Republican-led Walkout In Legislature Enters Second Week
Climate change is taking a toll: Hospital emergency room visits for heat-related problems are on the rise. Wildfires are also on the rise, leaving people with exacerbated breathing problems.
Those risks and others were discussed during a discussion Monday during a meeting of the House Committee on Health Care. Democrats are pushing a cap-and-trade bill in the Legislature in response to climate change. But as the Republican-led walkout stretches into its second week, they are aware that getting any bill across the finish line is impossible because neither chamber has the required quorum.
The 35-day session must end in less than a week on March 8.
The walkout is an effort to block a vote – and the expected passage – of a climate change bill that Republicans insist should go to voters. Besides that proposal, Gov. Kate Brown also has made wildfire readiness, response and recovery a key priority for the 2020 session, requesting $200 million to boost the state’s efforts.
“This hearing really was to illustrate we need action on climate change,” said Rep. Andrea Salinas, D-Lake Oswego and chair of the committee.
Heat-related emergency room visits in the tri-county region of Multnomah, Clackamas and Washington have increased from 13.5 trips per 100,000 people in 2016 to 18.1 in 2018. Trips to emergency rooms for asthma-like symptoms in the tri-county region have also increased as air quality has deteriorated.
“That’s something we continue to learn about as our climate changes,” Brendon Haggerty, a senior research analyst with Multnomah County, told lawmakers.
Air quality problems aren’t limited to the Portland metro area.
In Medford, there were 53 days with poor air quality in 2017 and 2018 because of wildfires. The poor air quality ranged from unhealthy for people with underlying health issues to unhealthy and hazardous for anyone.
“In short, the 2017 and 2018 summers were miserable,” said Jackson Baures, public health division manager for Jackson County Health and Human Services.
The committee’s meeting was informational, and Republican lawmakers were absent. All Republican lawmakers in both chambers are participating in the walkout, except for Rep. Cheri Helt and Sen. Tim Knopp, both of Bend.
Lawmakers expressed disappointment they cannot move forward on legislation.
“Certainly, we have some bills pending that could address this, we just can’t move them out of either chamber,” Salinas said.
Meanwhile, Democratic and Republican legislative leaders issued statements Monday about the walkout that blamed the other side and gave no indication of any solution, or, for that matter, any behind-the-scenes negotiations.
In a joint statement, Democratic House Speaker Tina Kotek and Senate President Peter Courtney urged Republican lawmakers to return to Salem so that bills and budgets can advance.

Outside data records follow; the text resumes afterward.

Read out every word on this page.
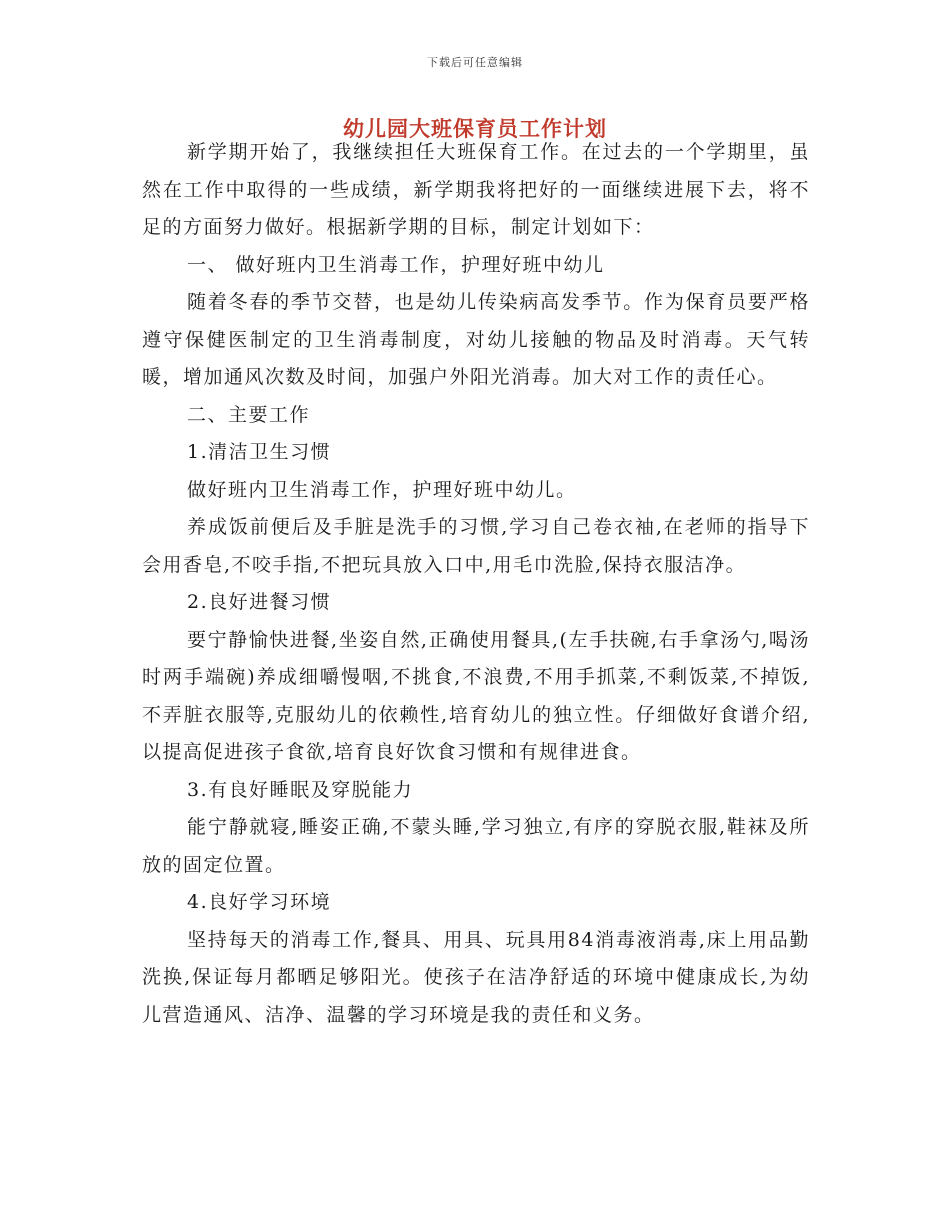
下载后可任意编辑
幼儿园大班保育员工作计划

新学期开始了，我继续担任大班保育工作。在过去的一个学期里，虽然在工作中取得的一些成绩，新学期我将把好的一面继续进展下去，将不足的方面努力做好。根据新学期的目标，制定计划如下：

一、 做好班内卫生消毒工作，护理好班中幼儿

随着冬春的季节交替，也是幼儿传染病高发季节。作为保育员要严格遵守保健医制定的卫生消毒制度，对幼儿接触的物品及时消毒。天气转暖，增加通风次数及时间，加强户外阳光消毒。加大对工作的责任心。

二、主要工作

1.清洁卫生习惯

做好班内卫生消毒工作，护理好班中幼儿。

养成饭前便后及手脏是洗手的习惯,学习自己卷衣袖,在老师的指导下会用香皂,不咬手指,不把玩具放入口中,用毛巾洗脸,保持衣服洁净。

2.良好进餐习惯

要宁静愉快进餐,坐姿自然,正确使用餐具,(左手扶碗,右手拿汤勺,喝汤时两手端碗)养成细嚼慢咽,不挑食,不浪费,不用手抓菜,不剩饭菜,不掉饭,不弄脏衣服等,克服幼儿的依赖性,培育幼儿的独立性。仔细做好食谱介绍,以提高促进孩子食欲,培育良好饮食习惯和有规律进食。

3.有良好睡眠及穿脱能力

能宁静就寝,睡姿正确,不蒙头睡,学习独立,有序的穿脱衣服,鞋袜及所放的固定位置。

4.良好学习环境

坚持每天的消毒工作,餐具、用具、玩具用84消毒液消毒,床上用品勤洗换,保证每月都晒足够阳光。使孩子在洁净舒适的环境中健康成长,为幼儿营造通风、洁净、温馨的学习环境是我的责任和义务。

“Whether it’s the state’s housing and homelessness crisis or the upcoming wildfire season, there are hundreds of bills currently on hold that would help people, businesses and communities across the state,” they said. “These bills have gone through public hearings, received public testimony, had open debates on amendments and documented committee votes. They deserve floor votes.”
They added: “We will not be part of closed-door negotiations or last-minute deals. We will not pick and choose which bills will live and which bills will die.
House Republican Leader Christine Drazan, R-Canby, blamed Democratic legislators for not bringing the issue to the people for a vote.
“Oregonians should be disappointed that Democrats have apparently thrown in the towel and refuse to participate in good faith conversations moving forward,” Drazan said in a statement. “We are not asking for secret negotiations or last-minute deals.”